SYDNEY/HONG KONG – A dramatic slide in gold prices this week threatens to squash a run of mining mergers and acquisitions just as momentum in the sector was picking up.
Mining executives and fund managers warn predators will turn more cautious before splashing out cash or approving capital raisings, at least until bullion shows signs of stabilising.
The value of completed gold mining mergers and acquisitions so far this year has reached $3.2 billion, compared with $4.4 billion for all of 2014, according to Reuters data.
Gold this week took its sharpest dive since September 2013, landing at $1,088 per ounce, a five-year low.

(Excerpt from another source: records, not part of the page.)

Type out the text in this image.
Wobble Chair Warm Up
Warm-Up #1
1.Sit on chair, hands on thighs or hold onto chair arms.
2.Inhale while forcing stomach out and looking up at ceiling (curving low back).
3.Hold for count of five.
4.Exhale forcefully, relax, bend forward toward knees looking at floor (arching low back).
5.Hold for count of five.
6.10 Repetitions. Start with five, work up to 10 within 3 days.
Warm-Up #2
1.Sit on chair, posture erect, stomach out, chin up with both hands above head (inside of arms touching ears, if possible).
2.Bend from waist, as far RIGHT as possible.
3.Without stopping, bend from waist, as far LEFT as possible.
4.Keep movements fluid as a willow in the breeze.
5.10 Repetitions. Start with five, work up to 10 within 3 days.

That sent key indices measuring the health of gold mining companies crashing in its wake.
The Australian and Canadian indices fell 11 percent each, while the Johannesburg Stock Exchange gold index dropped 12 percent.
“There’s still an appetite to grow through M&A (mergers and acquisitions)” said Hedley Widdup, a fund manager at Melbourne-based Lion Selection Group, which invests in small mining companies and explorers.
“The issue now is shareholders and funds providers will be looking at the gold price and wondering about valuation,” Widdup said.
John Tivey, a partner at law firm White & Case in Hong Kong, said gold price volatility was a setback for deal-making as it made it hard to agree on valuations.